While Covid has disrupted everyone’s life, it truly blows me away how different the Illinois Workers’ Compensation system looks and operates now as compared to two years ago. For you, the injured worker, it’s important to figure out how your lawyer of choice has adapted to these changes and how this will affect your case.
Before Covid, attorneys would gather at hearing sites on a daily basis. For example, in Chicago the court location was the Thompson Center. You’d often go there to appear on one case, but also be looking for other lawyers to discuss other claims that weren’t on the court docket that day. You’d get to know other lawyers as well as the Arbitrators. These relationships would help all of your clients and really became a way to get things done.
Fast forward, all Cook County work comp claims are now at the Daley Center. You only show up there if you are actually going to Arbitration. This is true for hearing locations throughout Illinois. As a result, there are some lawyers that used to see each other 2-3 days a week who haven’t seen each other in two years. If you are a younger lawyer, you have lost the chance to make these relationships which hurts your professional development and in turn hurts your clients. There is talk of creating an area for attorneys to talk at the courthouse, but that hasn’t happened yet.

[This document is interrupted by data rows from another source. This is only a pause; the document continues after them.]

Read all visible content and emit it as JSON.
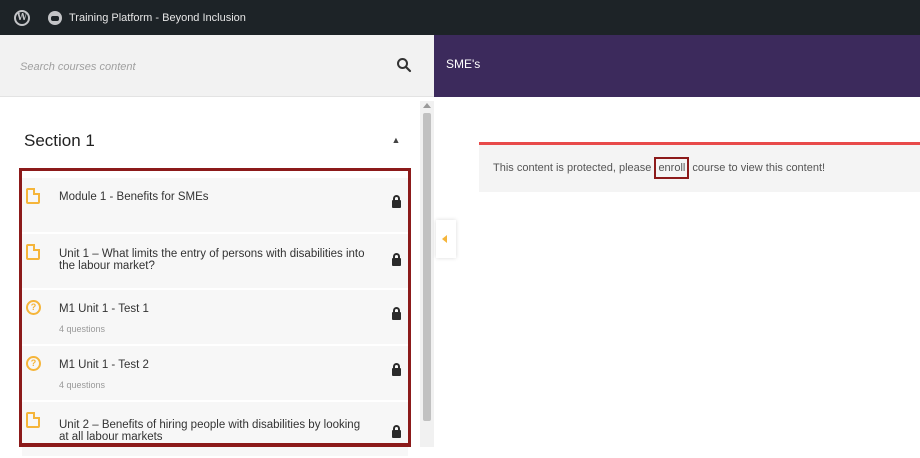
{
  "adminbar": {
    "wp_logo_icon": "wordpress-icon",
    "site_icon": "site-icon",
    "site_title": "Training Platform - Beyond Inclusion"
  },
  "sidebar": {
    "search": {
      "placeholder": "Search courses content",
      "icon": "search-icon"
    },
    "section": {
      "title": "Section 1",
      "toggle_icon": "chevron-up-icon"
    },
    "items": [
      {
        "title": "Module 1 - Benefits for SMEs",
        "subtitle": "",
        "icon": "document-icon",
        "locked": true
      },
      {
        "title": "Unit 1 – What limits the entry of persons with disabilities into the labour market?",
        "subtitle": "",
        "icon": "document-icon",
        "locked": true
      },
      {
        "title": "M1 Unit 1 - Test 1",
        "subtitle": "4 questions",
        "icon": "quiz-icon",
        "locked": true
      },
      {
        "title": "M1 Unit 1 - Test 2",
        "subtitle": "4 questions",
        "icon": "quiz-icon",
        "locked": true
      },
      {
        "title": "Unit 2 – Benefits of hiring people with disabilities by looking at all labour markets",
        "subtitle": "",
        "icon": "document-icon",
        "locked": true
      }
    ]
  },
  "main": {
    "course_title": "SME's",
    "notice": {
      "before": "This content is protected, please ",
      "link": "enroll",
      "after": " course to view this content!"
    }
  },
  "colors": {
    "adminbar": "#1d2327",
    "header_purple": "#3c2a5c",
    "highlight_border": "#8c1a1a",
    "icon_orange": "#f5b53a",
    "notice_border": "#e84a4a"
  }
}
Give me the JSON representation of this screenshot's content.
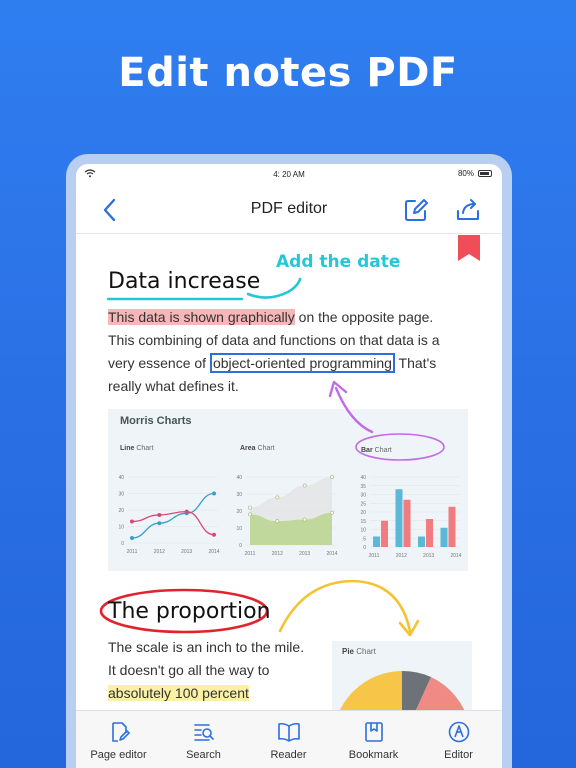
{
  "headline": "Edit notes PDF",
  "status": {
    "time": "4: 20 AM",
    "battery": "80%"
  },
  "nav": {
    "title": "PDF editor"
  },
  "doc": {
    "heading1": "Data increase",
    "annotation": "Add the date",
    "para1": {
      "highlight": "This data is shown graphically",
      "rest1": " on the opposite page.",
      "line2": "This combining of data and functions on that data is a",
      "line3a": "very essence of ",
      "boxed": "object-oriented programming",
      "line3b": " That's",
      "line4": "really what defines it."
    },
    "chart_panel_title": "Morris Charts",
    "heading2": "The proportion",
    "para2": {
      "line1": "The scale is an inch to the mile.",
      "line2": "It doesn't go all the way to",
      "highlight": "absolutely 100 percent"
    }
  },
  "chart_data": [
    {
      "type": "line",
      "title_bold": "Line",
      "title_rest": " Chart",
      "x": [
        "2011",
        "2012",
        "2013",
        "2014"
      ],
      "ylim": [
        0,
        40
      ],
      "yticks": [
        "40",
        "30",
        "20",
        "10",
        "0"
      ],
      "series": [
        {
          "values": [
            3,
            12,
            18,
            30
          ],
          "color": "#3aa0c8"
        },
        {
          "values": [
            13,
            17,
            19,
            5
          ],
          "color": "#d64a7a"
        }
      ]
    },
    {
      "type": "area",
      "title_bold": "Area",
      "title_rest": " Chart",
      "x": [
        "2011",
        "2012",
        "2013",
        "2014"
      ],
      "ylim": [
        0,
        40
      ],
      "yticks": [
        "40",
        "30",
        "20",
        "10",
        "0"
      ],
      "series": [
        {
          "values": [
            18,
            14,
            15,
            19
          ],
          "color": "#b8d48a"
        },
        {
          "values": [
            22,
            28,
            35,
            40
          ],
          "color": "#e4e4e4"
        }
      ]
    },
    {
      "type": "bar",
      "title_bold": "Bar",
      "title_rest": " Chart",
      "x": [
        "2011",
        "2012",
        "2013",
        "2014"
      ],
      "ylim": [
        0,
        40
      ],
      "yticks": [
        "40",
        "35",
        "30",
        "25",
        "20",
        "15",
        "10",
        "5",
        "0"
      ],
      "series": [
        {
          "values": [
            6,
            15,
            33,
            27,
            6,
            16,
            11,
            23
          ],
          "colors": [
            "#5cb8d6",
            "#f07c80"
          ]
        }
      ]
    },
    {
      "type": "pie",
      "title_bold": "Pie",
      "title_rest": " Chart",
      "colors": [
        "#f7c548",
        "#6d7178",
        "#f08a84",
        "#cfd6df"
      ]
    }
  ],
  "tabs": [
    {
      "label": "Page editor",
      "icon": "page-edit-icon"
    },
    {
      "label": "Search",
      "icon": "search-icon"
    },
    {
      "label": "Reader",
      "icon": "book-icon"
    },
    {
      "label": "Bookmark",
      "icon": "bookmark-icon"
    },
    {
      "label": "Editor",
      "icon": "editor-pen-icon"
    }
  ],
  "colors": {
    "accent": "#2d6fdc",
    "background": "#2a6fe4"
  }
}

Now if a case is set for hearing, but isn’t going to trial, you check in online through Webex which is a system similar to Zoom. This allows attorneys to handle cases anywhere in the State more easily because they don’t have to travel three hours to participate in a five minute hearing. They only have to show up if the case is actually going to trial.
Before Covid you could take the deposition of a doctor over the phone, but 98% of them were done in person. Now some lawyers will show up in person to the doctor’s office, but the majority of attorneys are doing the depositions via Zoom or the phone. While this is convenient for lawyers who can do it from home, it might hurt your case if one attorney is in person and the other isn’t. Imagine a situation where we realize that the IME doctor never reviewed your MRI report. If I’m at home and the defense attorney is in person, they can easily hand that report to the doctor without me realizing it. The bottom line is that this new way can make some lawyers take short cuts which could hurt you.
Beyond that, we hear all the time from injured workers that their lawyer says it’s taking forever to settle cases and you can’t go to trial. That simply is not true. Cases are settling as usual. Sometimes that happens after an online pre-trial, but more typically a case will get set for hearing, you will appear before an Arbitrator on Webex and that Arbitrator will send you to a breakout room to talk with the other attorney. Getting trials to happen is harder than “the old days” of two years ago, but they can happen if your attorney is aggressive. If your attorney doesn’t even try to make that happen, your case will probably settle for much less than it’s worth because all of their leverage will have been taken away. Smart defense attorneys know this.
In addition, court filings are now done electronically and medical records are typically digital. Some older attorneys have trouble adjusting to this new way of doing business. This is one aspect of Covid that has made being an attorney more efficient if you are comfortable with technology. If you aren’t it’s a real struggle.
While it’s possible to do trials by Webex, no smart defense attorney would ever agree to that and I don’t think you should either. It’s important for the Arbitrator to see you in person in my opinion. And it’s also important for your attorney to get to know the Arbitrators which can happen much easier in person than over a screen.
In the big picture, I think some of these trends will continue and others will not. Being able to check in at court online is helpful if nothing is really going on in the case. I believe that when Covid is more or less behind us, informal in person hearings will likely return. But in the long run it will be a challenge for the next generation of attorneys unless they come up with a more practical way to get to know each other. Online efficiency is great, but the reality is that old school ways also work in ways that benefit everyone.